Figure 5. Vemurafenib induces FGF2 secretion

(A) Levels of FGF2 were measured in resistant melanoma cells. FGF2 levels in growth media of cultured parental and resistant melanoma cells, growing at 80% confluence in serum-free medium were examined by ELISA. FGF2 is induced by vemurafenib treatment in vitro. (B) Human primary keratinocytes and human primary fibroblast were stimulated by different doses of vemurafenib as indicated. FGF2 levels were measured by ELISA in culture media 24 hr after stimulation. Results are expressed as the mean of the experiment done in triplicate ± SEM. Induction is calculated relative to FGF2 levels in vehicle-treated cell media. (C) Schematic diagram of the FGF2-Stat3-PAX3 signaling pathway.

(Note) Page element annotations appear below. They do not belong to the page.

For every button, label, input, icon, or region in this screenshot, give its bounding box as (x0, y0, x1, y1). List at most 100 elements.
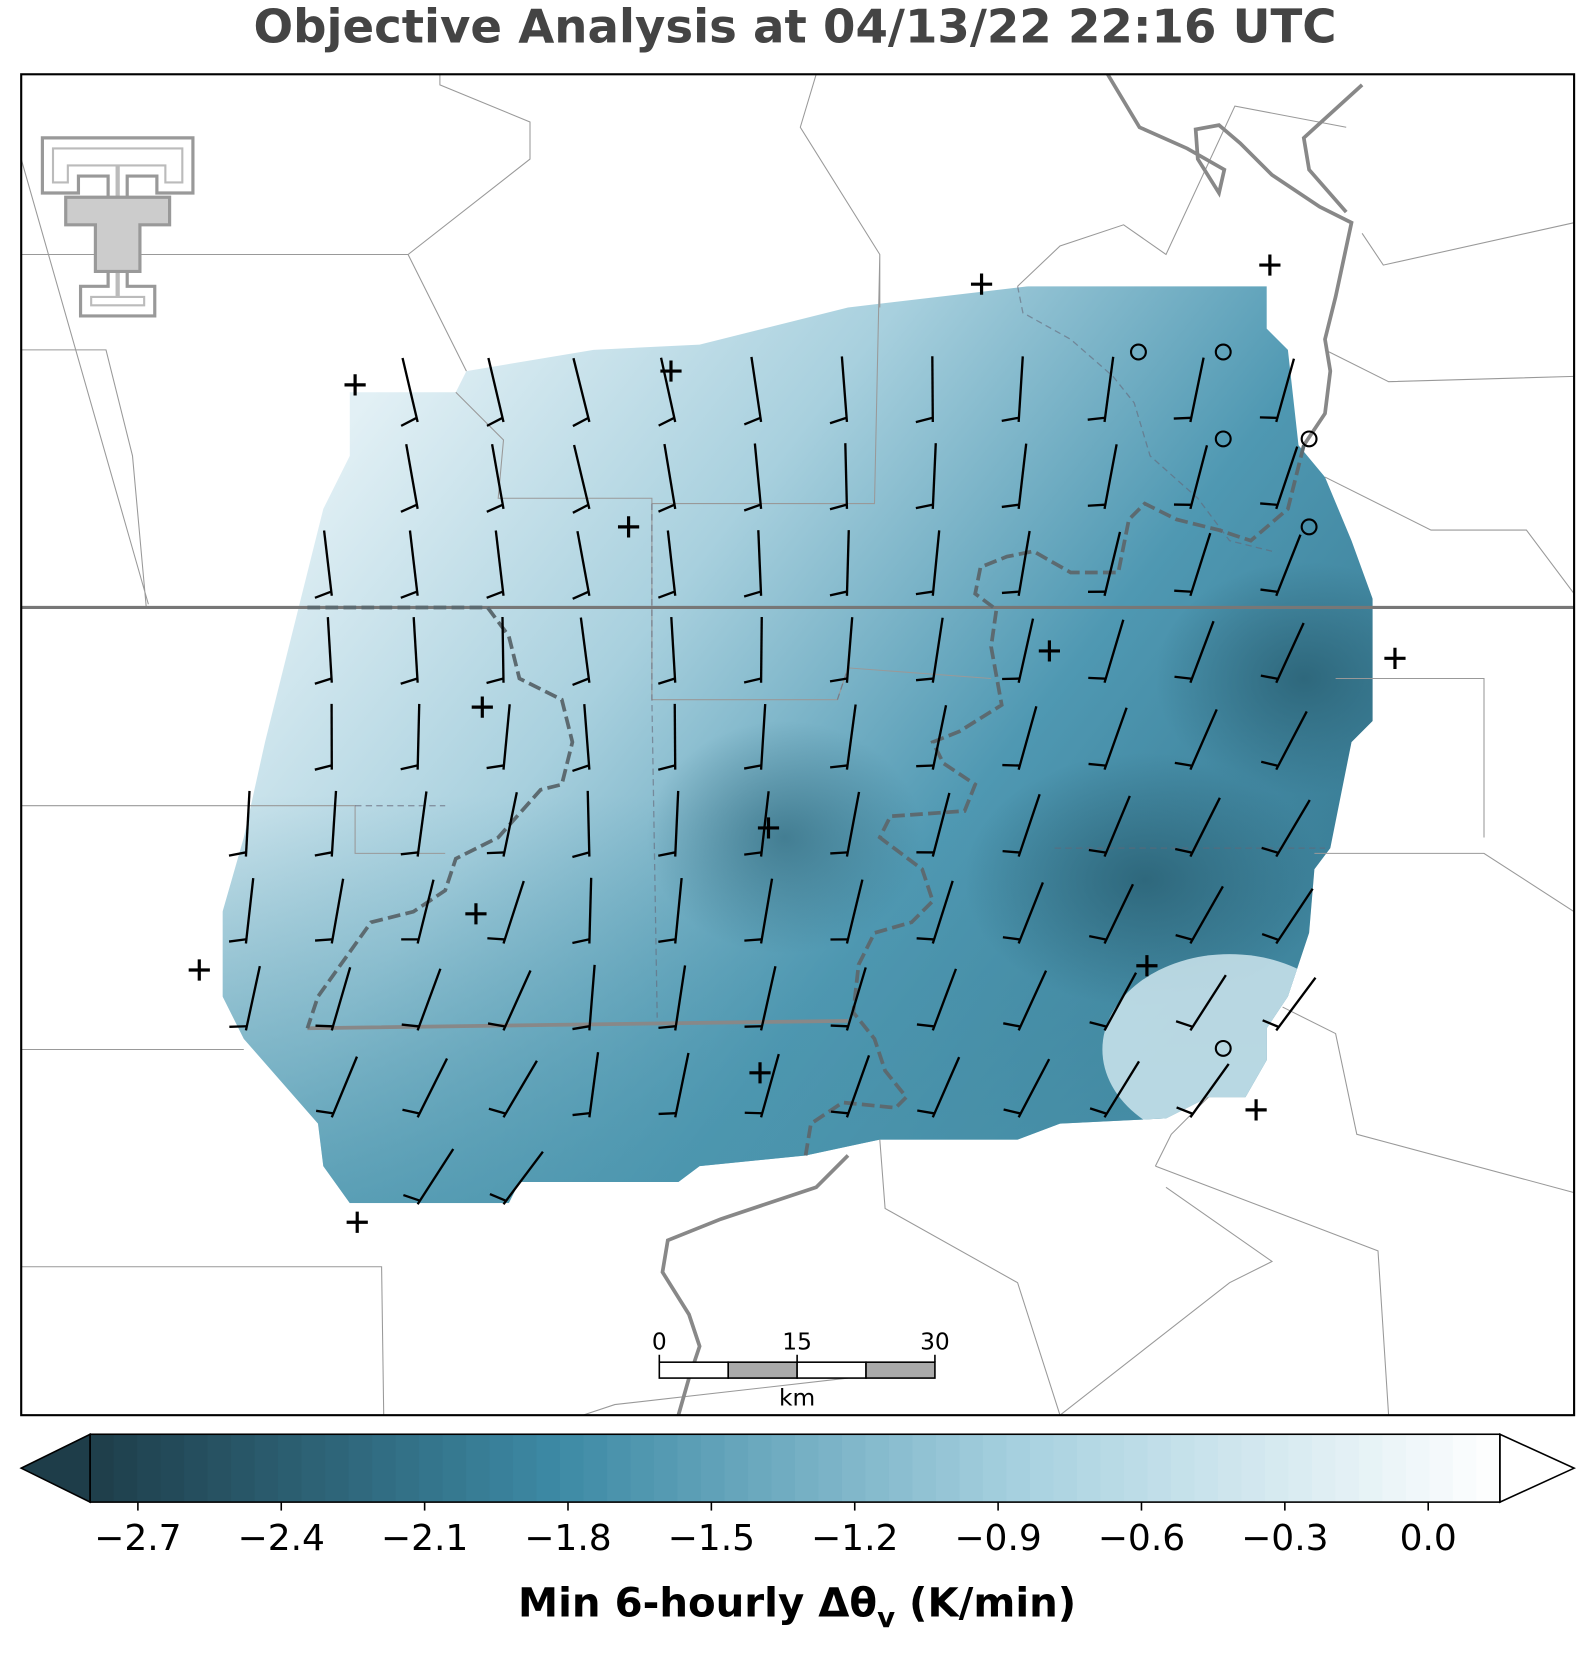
barb-flag (572, 851, 590, 859)
barb-flag (915, 590, 934, 596)
colorbar-extend-high (1499, 1433, 1577, 1504)
barb-flag (1001, 503, 1020, 509)
barb-shaft (1189, 708, 1218, 771)
barb-flag (915, 416, 934, 424)
colorbar-band (1006, 1434, 1031, 1503)
barb-shaft (674, 790, 680, 857)
barb-shaft (845, 879, 864, 944)
barb-shaft (330, 790, 338, 857)
barb-flag (657, 764, 676, 771)
barb-shaft (322, 530, 333, 596)
colorbar-band (654, 1434, 679, 1503)
barb-flag (1088, 934, 1107, 941)
barb-shaft (588, 964, 596, 1031)
barb-shaft (845, 704, 857, 770)
colorbar-band (607, 1434, 632, 1503)
barb-shaft (326, 617, 333, 683)
barb-shaft (1017, 443, 1028, 510)
barb-flag (1174, 675, 1193, 680)
barb-shaft (1275, 799, 1311, 858)
barb-shaft (674, 1052, 690, 1118)
barb-shaft (931, 1056, 961, 1118)
colorbar-tick-label: −0.6 (1098, 1518, 1185, 1559)
station-plus (344, 374, 366, 396)
station-plus (1384, 647, 1406, 669)
station-plus (1259, 254, 1281, 276)
station-plus (617, 516, 640, 538)
barb-flag (400, 764, 418, 771)
barb-shaft (502, 1150, 544, 1205)
colorbar-band (137, 1434, 162, 1503)
barb-flag (743, 764, 762, 770)
barb-shaft (502, 704, 511, 770)
station-circle (1300, 430, 1318, 448)
colorbar-band (1335, 1434, 1360, 1503)
barb-shaft (670, 617, 677, 683)
colorbar-tick-label: −2.4 (238, 1518, 325, 1559)
colorbar-band (254, 1434, 279, 1503)
barb-shaft (501, 616, 505, 683)
barb-shaft (1275, 534, 1302, 597)
colorbar-band (1429, 1434, 1454, 1503)
barb-flag (314, 677, 332, 685)
scale-bar: 0 15 30 km (652, 1328, 950, 1411)
barb-flag (830, 851, 848, 855)
barb-shaft (1103, 883, 1135, 944)
station-plus (757, 817, 780, 839)
barb-flag (228, 851, 247, 857)
barb-shaft (759, 1053, 780, 1118)
stations (188, 254, 1406, 1233)
barb-shaft (416, 879, 435, 944)
barb-flag (572, 677, 590, 686)
barb-flag (228, 938, 247, 943)
colorbar-band (113, 1434, 138, 1503)
barb-shaft (1275, 446, 1299, 510)
barb-flag (314, 764, 333, 771)
station-plus (188, 959, 210, 981)
scale-segment (658, 1361, 730, 1379)
barb-shaft (663, 443, 677, 510)
barb-shaft (1103, 531, 1122, 597)
barb-shaft (1189, 357, 1205, 423)
wind-barbs (228, 356, 1317, 1205)
barb-shaft (576, 530, 591, 597)
barb-flag (1089, 1107, 1108, 1115)
colorbar-band (466, 1434, 491, 1503)
colorbar-band (1311, 1434, 1337, 1503)
barb-shaft (1189, 974, 1227, 1032)
map: 0 15 30 km (20, 73, 1576, 1417)
barb-shaft (412, 617, 419, 683)
colorbar-tick-label: −1.2 (811, 1518, 898, 1559)
barb-flag (915, 503, 934, 510)
barb-shaft (579, 617, 591, 683)
barb-flag (1088, 762, 1107, 767)
barb-flag (1001, 416, 1020, 423)
barb-flag (829, 503, 848, 511)
barb-shaft (502, 1060, 538, 1118)
barb-flag (315, 1024, 334, 1028)
barb-shaft (674, 877, 683, 944)
barb-flag (744, 851, 762, 856)
barb-shaft (759, 791, 770, 857)
colorbar-band (1476, 1434, 1501, 1503)
colorbar-band (1053, 1434, 1078, 1503)
barb-flag (916, 764, 934, 768)
barb-flag (572, 938, 590, 945)
barb-shaft (588, 1052, 600, 1118)
barb-shaft (416, 968, 442, 1031)
barb-flag (915, 677, 934, 682)
scale-tick-label: 15 (782, 1328, 812, 1355)
barb-flag (314, 938, 333, 942)
barb-shaft (405, 443, 419, 510)
barb-flag (1261, 932, 1279, 942)
colorbar-band (1358, 1434, 1384, 1503)
colorbar-band (1076, 1434, 1102, 1503)
barb-shaft (502, 791, 518, 857)
barb-shaft (759, 616, 763, 683)
colorbar-band (959, 1434, 984, 1503)
colorbar-extend-low (19, 1432, 91, 1504)
scale-segment (865, 1361, 936, 1379)
barb-flag (743, 677, 762, 684)
colorbar-band (231, 1434, 256, 1503)
barb-shaft (1189, 797, 1221, 858)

Figure 6. Inhibition of Stat3 overcomes the acquired resistance to vemurafenib in resistant melanoma cells

(A) M263R and M249R melanoma cells stably expressing control shRNA (shScr), shStat3 or shPAX3 were stimulated different doses of vemurafenib as indicated. (C) Sensitive and resistant A375 and UACC62 melanoma cells were stimulated with 5.0μm WP1066. Total protein was collected at 6 hr after stimulation. Protein expression of Stat3 and phospho-Stat3 were analyzed by western blot along with tubulin, which served as a loading control. A375R and UACC62R melanoma cells were stimulated with different doses of vemurafenib (B), WP1066 (D) or both (E) as indicated. Melanoma cell growth was assessed by MTT assays. Relative growth (RG) was calculated as the ratio of treated to untreated cells at each dose for each replicate (*p< 0.01; **p<0.05). A375 and UACC62 resistant cells with PECE-PAX3 plasmids were stimulated with vemurafenib and/or WP1066 as indicated. (F) Total protein was collected 6 hr after stimulation. Protein expression of phospho-Stat3 and PAX3 were analyzed by western blot along with tubulin, which served as a loading control. (G) Cells were subjected to MTT assays to evaluate the relative cell numbers. Relative growth (RG) was calculated as the ratio of treated to untreated cells at each dose for each replicate (*p< 0.01).